Les ouvriers et les ouvrières agricoles originaires du village de Om Ladham parcouraient tous les jours une soixantaine de kilomètres pour aller travailler dans les champs. Parmi les blessés : deux sœurs âgées respectivement de 12 et 17 ans qui ont abandonné leurs études pour aider leur mère décédée sur le coup
Encore des scènes désolantes nous parviennent des régions intérieures du pays, pour témoigner du vécu amer et inhumain des femmes agricoles. Les convois de la mort ont sévi de nouveau causant  le décès de douze ouvriers agricoles alors que 20 autres personnes ont été blessées.
C’est dans la délégation de Sebbala qu’a eu lieu cet accident grave suite à une collision entre un camion transportant des ouvriers agricoles et un camion de transport de volailles. Cinq hommes dont le conducteur du camion de transport de volailles et 7 femmes ont trouvé la mort dans l’accident dont une mineure âgée de 16 ans. Onze personnes sont décédées sur le coup, alors que la douzième, une femme, a succombé à ses blessures à son arrivée à l’hôpital régional de Sidi Bouzid.
Selon le dernier bilan du ministère de la Santé, la collision a fait également 21 blessés dont la plupart ont été transférés à l’hôpital de la région alors que trois d’entre eux ont été conduits vers les établissements hospitaliers de Sfax. L’explosion du pneu d’un des deux camions serait à l’origine de cette grave collision.
Toutes les victimes sont, apprend-on, originaires du même village de Om Ladham, relevant de la délégation de Sebbala à Sidi Bouzid. Elles faisaient chaque jour 60 km pour travailler dans les champs de la localité de Khadhrya à raison de 10 et 12 dinars par jour. Notons-le, parmi les blessés, une mineure de 12 ans et une autre de 17 ans dont la mère fait partie des victimes de l’accident, ayant eu lieu sur la route nationale reliant Sidi Bouzid à Kasserine.

Tension à Sidi Bouzid
La tension était forte à l’hôpital de Sabbala, dans le gouvernorat de Sidi Bouzid, suite à une grande affluence de la part des familles des victimes. En effet, l’ambiance était tendue marquée par une grande colère des habitants, en raison, notamment, du manque d’équipements dans cet établissement hospitalier.
Une colère illustrée par le reportage de la Télévision tunisienne à travers des témoignages pénibles.

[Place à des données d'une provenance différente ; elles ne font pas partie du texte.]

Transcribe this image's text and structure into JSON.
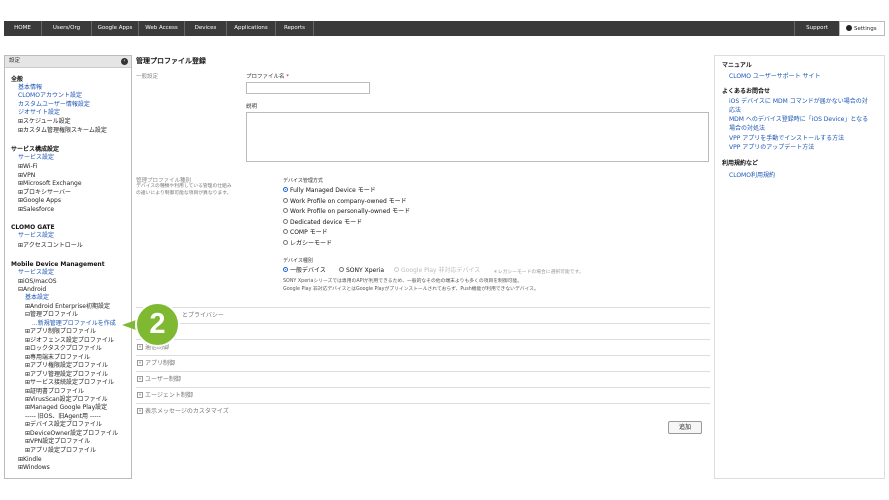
{
  "nav": {
    "items": [
      "HOME",
      "Users/Org",
      "Google Apps",
      "Web Access",
      "Devices",
      "Applications",
      "Reports"
    ],
    "support": "Support",
    "settings": "Settings"
  },
  "sidebar": {
    "header": "設定",
    "collapse_icon": "‹",
    "lines": [
      {
        "text": "全般",
        "style": "h",
        "indent": 0
      },
      {
        "text": "基本情報",
        "style": "link",
        "indent": 1
      },
      {
        "text": "CLOMOアカウント設定",
        "style": "link",
        "indent": 1
      },
      {
        "text": "カスタムユーザー情報設定",
        "style": "link",
        "indent": 1
      },
      {
        "text": "ジオサイト設定",
        "style": "link",
        "indent": 1
      },
      {
        "text": "⊞スケジュール設定",
        "style": "plain",
        "indent": 1
      },
      {
        "text": "⊞カスタム管理権限スキーム設定",
        "style": "plain",
        "indent": 1
      },
      {
        "text": "",
        "style": "plain",
        "indent": 0
      },
      {
        "text": "サービス構成設定",
        "style": "h",
        "indent": 0
      },
      {
        "text": "サービス設定",
        "style": "link",
        "indent": 1
      },
      {
        "text": "⊞Wi-Fi",
        "style": "plain",
        "indent": 1
      },
      {
        "text": "⊞VPN",
        "style": "plain",
        "indent": 1
      },
      {
        "text": "⊞Microsoft Exchange",
        "style": "plain",
        "indent": 1
      },
      {
        "text": "⊞プロキシサーバー",
        "style": "plain",
        "indent": 1
      },
      {
        "text": "⊞Google Apps",
        "style": "plain",
        "indent": 1
      },
      {
        "text": "⊞Salesforce",
        "style": "plain",
        "indent": 1
      },
      {
        "text": "",
        "style": "plain",
        "indent": 0
      },
      {
        "text": "CLOMO GATE",
        "style": "h",
        "indent": 0
      },
      {
        "text": "サービス設定",
        "style": "link",
        "indent": 1
      },
      {
        "text": "⊞アクセスコントロール",
        "style": "plain",
        "indent": 1
      },
      {
        "text": "",
        "style": "plain",
        "indent": 0
      },
      {
        "text": "Mobile Device Management",
        "style": "h",
        "indent": 0
      },
      {
        "text": "サービス設定",
        "style": "link",
        "indent": 1
      },
      {
        "text": "⊞iOS/macOS",
        "style": "plain",
        "indent": 1
      },
      {
        "text": "⊟Android",
        "style": "plain",
        "indent": 1
      },
      {
        "text": "基本設定",
        "style": "link",
        "indent": 2
      },
      {
        "text": "⊞Android Enterprise初期設定",
        "style": "plain",
        "indent": 2
      },
      {
        "text": "⊟管理プロファイル",
        "style": "plain",
        "indent": 2
      },
      {
        "text": "...新規管理プロファイルを作成",
        "style": "sel",
        "indent": 3
      },
      {
        "text": "⊞アプリ制限プロファイル",
        "style": "plain",
        "indent": 2
      },
      {
        "text": "⊞ジオフェンス設定プロファイル",
        "style": "plain",
        "indent": 2
      },
      {
        "text": "⊞ロックタスクプロファイル",
        "style": "plain",
        "indent": 2
      },
      {
        "text": "⊞専用端末プロファイル",
        "style": "plain",
        "indent": 2
      },
      {
        "text": "⊞アプリ権限設定プロファイル",
        "style": "plain",
        "indent": 2
      },
      {
        "text": "⊞アプリ管理設定プロファイル",
        "style": "plain",
        "indent": 2
      },
      {
        "text": "⊞サービス接続設定プロファイル",
        "style": "plain",
        "indent": 2
      },
      {
        "text": "⊞証明書プロファイル",
        "style": "plain",
        "indent": 2
      },
      {
        "text": "⊞VirusScan設定プロファイル",
        "style": "plain",
        "indent": 2
      },
      {
        "text": "⊞Managed Google Play設定",
        "style": "plain",
        "indent": 2
      },
      {
        "text": "----- 旧OS、旧Agent用 -----",
        "style": "plain",
        "indent": 2
      },
      {
        "text": "⊞デバイス設定プロファイル",
        "style": "plain",
        "indent": 2
      },
      {
        "text": "⊞DeviceOwner設定プロファイル",
        "style": "plain",
        "indent": 2
      },
      {
        "text": "⊞VPN設定プロファイル",
        "style": "plain",
        "indent": 2
      },
      {
        "text": "⊞アプリ設定プロファイル",
        "style": "plain",
        "indent": 2
      },
      {
        "text": "⊞Kindle",
        "style": "plain",
        "indent": 1
      },
      {
        "text": "⊞Windows",
        "style": "plain",
        "indent": 1
      }
    ]
  },
  "main": {
    "title": "管理プロファイル登録",
    "general_label": "一般設定",
    "profile_name_label": "プロファイル名",
    "required_mark": "*",
    "profile_name_value": "",
    "description_label": "説明",
    "description_value": "",
    "profile_type_label": "管理プロファイル種別",
    "profile_type_desc": "デバイスの種類や利用している管理の仕組みの違いにより制御可能な項目が異なります。",
    "device_mode_label": "デバイス管理方式",
    "device_modes": [
      {
        "label": "Fully Managed Device モード",
        "selected": true
      },
      {
        "label": "Work Profile on company-owned モード",
        "selected": false
      },
      {
        "label": "Work Profile on personally-owned モード",
        "selected": false
      },
      {
        "label": "Dedicated device モード",
        "selected": false
      },
      {
        "label": "COMP モード",
        "selected": false
      },
      {
        "label": "レガシーモード",
        "selected": false
      }
    ],
    "device_type_label": "デバイス種別",
    "device_types": [
      {
        "label": "一般デバイス",
        "selected": true,
        "disabled": false
      },
      {
        "label": "SONY Xperia",
        "selected": false,
        "disabled": false
      },
      {
        "label": "Google Play 非対応デバイス",
        "selected": false,
        "disabled": true
      }
    ],
    "device_type_hint": "＊レガシーモードの場合に選択可能です。",
    "notes": [
      "SONY Xperiaシリーズでは専用のAPIが利用できるため、一般的なその他の端末よりも多くの項目を制御可能。",
      "Google Play 非対応デバイスとはGoogle Playがプリインストールされておらず、Push機能が利用できないデバイス。"
    ],
    "sections": [
      "セキュリティとプライバシー",
      "",
      "通信制御",
      "アプリ制御",
      "ユーザー制御",
      "エージェント制御",
      "表示メッセージのカスタマイズ"
    ],
    "section_visible_fragment": "とプライバシー",
    "add_button": "追加"
  },
  "right": {
    "items": [
      {
        "text": "マニュアル",
        "style": "h"
      },
      {
        "text": "CLOMO ユーザーサポート サイト",
        "style": "link"
      },
      {
        "text": "",
        "style": "plain"
      },
      {
        "text": "よくあるお問合せ",
        "style": "h"
      },
      {
        "text": "iOS デバイスに MDM コマンドが届かない場合の対",
        "style": "link"
      },
      {
        "text": "応法",
        "style": "link"
      },
      {
        "text": "MDM へのデバイス登録時に「iOS Device」となる",
        "style": "link"
      },
      {
        "text": "場合の対処法",
        "style": "link"
      },
      {
        "text": "VPP アプリを手動でインストールする方法",
        "style": "link"
      },
      {
        "text": "VPP アプリのアップデート方法",
        "style": "link"
      },
      {
        "text": "",
        "style": "plain"
      },
      {
        "text": "利用規約など",
        "style": "h"
      },
      {
        "text": "CLOMO利用規約",
        "style": "link"
      }
    ]
  },
  "callout": {
    "number": "2",
    "color": "#7fb931"
  }
}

On apprend, d’ailleurs, que ces femmes, hommes et enfants partaient travailler dans des conditions difficiles, qu’ils se lèvent à 3h00 du matin pour aller travailler, qu’une famille entière a été décimée dans l’accident, qu’une femme a été écrasée, que des corps ont été démembrés, des scènes vraiment désolantes.
Le ministère de la Santé, qui annonce avoir pris toutes les mesures nécessaires pour assurer le transport et les soins aux blessés, assure qu’une cellule d’appui psychologique a été mise en place pour accompagner les blessés et les familles des victimes qui ont perdu la vie dans cet accident.

Le dilemme du transport rural
D’après les statistiques du Forum tunisien des droits économiques et sociaux, quatre travailleuses agricoles sont décédées et 119 ont été blessées dans des accidents de la route survenus en 2018 et ce à cause de la précarité des conditions de leur transport. Il faut rappeler, dans ce sens, que le 11 avril, deux femmes agricoles ont trouvé la mort dans les mêmes circonstances à Zaghouan.
Le transport des femmes agricoles pose un véritable problème qui semble échapper aux institutions de l’Etat en matière de consolidation du rôle de la femme tunisienne dans la société. Ces femmes travaillant dans le secteur agricole souffrent de conditions de transport très difficiles et parfois inhumaines, elles sont souvent transportées dans des camions sans aucune norme de sécurité, ce qui explique ces accidents mortels. Chaque jour, ces femmes issues des milieux ruraux sont confrontées à des obstacles complexes qui entravent leur autonomisation et les empêchent d’exercer leurs droits.
Houcine Baccouche, expert en sécurité professionnelle, a tiré la sonnette d’alarme en ce qui concerne les accidents de travail en Tunisie, qui sont à l’origine, selon ses dires, de 100 décès chaque année: «Ces ouvriers devront tous bénéficier de couverture sociale et d’une situation régulière, alors qu’en Tunisie il n’en est rien. C’est ce qui explique le drame d’aujourd’hui», a-t-il asséné.